NLB works with static IP addresses and it is an alternative for clients unable to operate based on DNS. However, we recommend using DNS for NLB when you can. This is because, in scenarios where targets in an availability zone are failing the Health Checks and cross-zone load balancing is turned off, the load balancer's DNS record is updated to exclude the IP addresses of the affected zone. As a result, adhering to DNS results can enhance the reliability and availability of connections to NLBs. This approach helps ensure that traffic is directed to healthy and operational zones, maintaining efficient load balancing.

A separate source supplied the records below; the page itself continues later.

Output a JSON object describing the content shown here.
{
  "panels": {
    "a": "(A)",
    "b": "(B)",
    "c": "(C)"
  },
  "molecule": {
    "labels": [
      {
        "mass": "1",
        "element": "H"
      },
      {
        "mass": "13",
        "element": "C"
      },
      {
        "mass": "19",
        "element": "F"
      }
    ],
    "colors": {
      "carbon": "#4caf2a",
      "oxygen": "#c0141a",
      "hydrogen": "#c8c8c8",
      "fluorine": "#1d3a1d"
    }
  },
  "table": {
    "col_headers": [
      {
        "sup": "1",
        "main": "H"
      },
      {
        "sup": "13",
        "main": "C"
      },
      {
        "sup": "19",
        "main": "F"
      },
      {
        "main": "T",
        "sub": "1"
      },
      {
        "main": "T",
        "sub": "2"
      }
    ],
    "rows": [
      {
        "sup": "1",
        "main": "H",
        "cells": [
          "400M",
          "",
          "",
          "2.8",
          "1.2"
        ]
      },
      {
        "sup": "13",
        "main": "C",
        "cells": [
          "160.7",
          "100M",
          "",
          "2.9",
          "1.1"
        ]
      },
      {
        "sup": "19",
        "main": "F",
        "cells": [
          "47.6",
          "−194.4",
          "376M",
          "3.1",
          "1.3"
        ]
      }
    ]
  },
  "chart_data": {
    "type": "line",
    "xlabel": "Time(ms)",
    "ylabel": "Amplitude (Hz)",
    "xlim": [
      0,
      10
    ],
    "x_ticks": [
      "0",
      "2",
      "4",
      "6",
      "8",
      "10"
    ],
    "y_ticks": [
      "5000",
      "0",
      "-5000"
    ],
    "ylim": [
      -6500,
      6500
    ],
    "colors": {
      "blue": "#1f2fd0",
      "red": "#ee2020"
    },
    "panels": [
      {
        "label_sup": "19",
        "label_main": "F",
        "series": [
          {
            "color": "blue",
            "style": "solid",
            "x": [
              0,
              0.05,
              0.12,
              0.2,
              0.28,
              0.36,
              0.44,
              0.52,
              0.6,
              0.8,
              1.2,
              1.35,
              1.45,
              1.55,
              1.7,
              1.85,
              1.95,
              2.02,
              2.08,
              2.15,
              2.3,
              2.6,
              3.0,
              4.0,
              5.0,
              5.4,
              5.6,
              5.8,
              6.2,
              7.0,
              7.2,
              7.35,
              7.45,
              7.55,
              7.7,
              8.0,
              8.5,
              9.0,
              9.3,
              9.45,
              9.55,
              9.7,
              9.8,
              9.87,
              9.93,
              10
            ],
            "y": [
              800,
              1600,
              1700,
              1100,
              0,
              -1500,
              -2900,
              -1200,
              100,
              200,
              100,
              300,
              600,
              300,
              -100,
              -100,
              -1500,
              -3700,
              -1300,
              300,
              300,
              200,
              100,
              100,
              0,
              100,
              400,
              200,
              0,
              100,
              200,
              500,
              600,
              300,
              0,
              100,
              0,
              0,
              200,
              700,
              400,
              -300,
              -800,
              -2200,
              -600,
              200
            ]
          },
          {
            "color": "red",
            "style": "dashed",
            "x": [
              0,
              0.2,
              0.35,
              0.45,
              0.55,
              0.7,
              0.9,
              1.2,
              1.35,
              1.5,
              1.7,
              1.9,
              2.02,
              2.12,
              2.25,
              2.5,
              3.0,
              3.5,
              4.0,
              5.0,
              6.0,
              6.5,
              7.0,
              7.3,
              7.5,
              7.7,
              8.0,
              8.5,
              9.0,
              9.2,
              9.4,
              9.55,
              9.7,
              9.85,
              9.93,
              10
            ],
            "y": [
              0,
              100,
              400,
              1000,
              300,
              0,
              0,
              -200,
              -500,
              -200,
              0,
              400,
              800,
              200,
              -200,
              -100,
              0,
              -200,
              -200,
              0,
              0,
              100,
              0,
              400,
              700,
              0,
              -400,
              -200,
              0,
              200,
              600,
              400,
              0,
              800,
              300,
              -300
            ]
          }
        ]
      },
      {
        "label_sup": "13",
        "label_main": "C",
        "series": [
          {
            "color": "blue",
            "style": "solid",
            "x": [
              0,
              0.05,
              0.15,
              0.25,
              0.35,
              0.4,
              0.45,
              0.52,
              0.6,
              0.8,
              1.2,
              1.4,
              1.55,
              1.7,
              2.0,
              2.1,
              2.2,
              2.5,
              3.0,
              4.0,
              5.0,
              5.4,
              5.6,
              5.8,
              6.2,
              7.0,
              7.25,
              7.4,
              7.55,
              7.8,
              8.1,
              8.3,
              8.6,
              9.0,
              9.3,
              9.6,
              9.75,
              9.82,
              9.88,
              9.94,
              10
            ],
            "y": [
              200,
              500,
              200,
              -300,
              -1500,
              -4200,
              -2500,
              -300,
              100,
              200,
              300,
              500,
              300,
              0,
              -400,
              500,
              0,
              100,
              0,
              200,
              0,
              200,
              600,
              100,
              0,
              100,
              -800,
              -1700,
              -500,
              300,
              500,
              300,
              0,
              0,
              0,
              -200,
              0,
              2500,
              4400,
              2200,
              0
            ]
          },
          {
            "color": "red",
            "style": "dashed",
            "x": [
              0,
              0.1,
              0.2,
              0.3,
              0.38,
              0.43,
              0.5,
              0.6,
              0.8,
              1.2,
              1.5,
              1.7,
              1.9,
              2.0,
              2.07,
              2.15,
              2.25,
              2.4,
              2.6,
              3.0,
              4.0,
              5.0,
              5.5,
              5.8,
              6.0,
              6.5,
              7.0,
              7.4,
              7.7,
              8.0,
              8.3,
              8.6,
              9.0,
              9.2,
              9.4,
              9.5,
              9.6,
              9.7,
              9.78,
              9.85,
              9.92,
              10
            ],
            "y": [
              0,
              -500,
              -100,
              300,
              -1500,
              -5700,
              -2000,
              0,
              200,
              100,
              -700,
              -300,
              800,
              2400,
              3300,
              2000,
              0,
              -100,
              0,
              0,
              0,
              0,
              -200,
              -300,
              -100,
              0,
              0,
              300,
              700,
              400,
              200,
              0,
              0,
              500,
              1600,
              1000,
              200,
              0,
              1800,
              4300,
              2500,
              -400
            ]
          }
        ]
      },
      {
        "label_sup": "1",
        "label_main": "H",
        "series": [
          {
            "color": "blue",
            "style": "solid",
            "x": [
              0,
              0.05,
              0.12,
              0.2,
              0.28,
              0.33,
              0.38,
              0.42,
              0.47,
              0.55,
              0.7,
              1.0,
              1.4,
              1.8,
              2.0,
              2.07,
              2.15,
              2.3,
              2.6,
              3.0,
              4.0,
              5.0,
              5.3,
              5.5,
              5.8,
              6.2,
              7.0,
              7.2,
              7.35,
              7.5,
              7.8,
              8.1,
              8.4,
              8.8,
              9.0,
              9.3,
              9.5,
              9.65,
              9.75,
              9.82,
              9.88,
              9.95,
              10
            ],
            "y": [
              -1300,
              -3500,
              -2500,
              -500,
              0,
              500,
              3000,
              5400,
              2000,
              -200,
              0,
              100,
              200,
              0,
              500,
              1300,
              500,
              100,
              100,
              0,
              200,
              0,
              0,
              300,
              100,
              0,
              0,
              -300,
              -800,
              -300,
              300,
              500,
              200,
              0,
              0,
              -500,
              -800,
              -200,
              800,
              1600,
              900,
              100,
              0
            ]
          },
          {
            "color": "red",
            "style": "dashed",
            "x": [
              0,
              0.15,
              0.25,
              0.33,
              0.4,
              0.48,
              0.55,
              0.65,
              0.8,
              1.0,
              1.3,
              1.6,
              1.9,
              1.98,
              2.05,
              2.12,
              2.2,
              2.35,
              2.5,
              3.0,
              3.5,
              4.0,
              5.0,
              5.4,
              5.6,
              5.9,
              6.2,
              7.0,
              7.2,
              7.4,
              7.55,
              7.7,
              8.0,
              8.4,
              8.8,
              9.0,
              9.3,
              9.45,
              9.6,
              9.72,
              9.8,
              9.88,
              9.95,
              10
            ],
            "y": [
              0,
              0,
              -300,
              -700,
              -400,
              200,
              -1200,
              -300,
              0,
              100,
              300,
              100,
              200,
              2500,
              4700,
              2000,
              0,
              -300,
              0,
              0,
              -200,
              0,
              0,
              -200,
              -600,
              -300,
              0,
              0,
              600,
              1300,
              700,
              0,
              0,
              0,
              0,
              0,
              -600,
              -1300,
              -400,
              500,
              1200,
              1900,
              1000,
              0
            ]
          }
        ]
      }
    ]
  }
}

Use Amazon Route 53 Application Recovery Controller for zonal shift

If you are experiencing issues in your AWS environment that are isolated to a single Availability Zone (AZ), it's often advisable to shift traffic away from that AZ. In an ideal setup, effective health checks would identify the system's unavailability in that AZ, triggering an automated failover in DNS. This process would result in the removal of the load balancer nodes in the impacted AZ from the DNS response. However, particularly in cases of intermittent or gray failures, you may want to proactively ensure that an AZ is evacuated until specific readiness checks are passing. Amazon Route 53 Application Recovery Controller integrates with both Application and Network Load Balancers for zonal shift operations when necessary. This blog post covers in details how to build resilient applications using this feature.

Best Practice

[ALB, NLB] Use Amazon Route 53 Application Recovery Controller for zonal shift.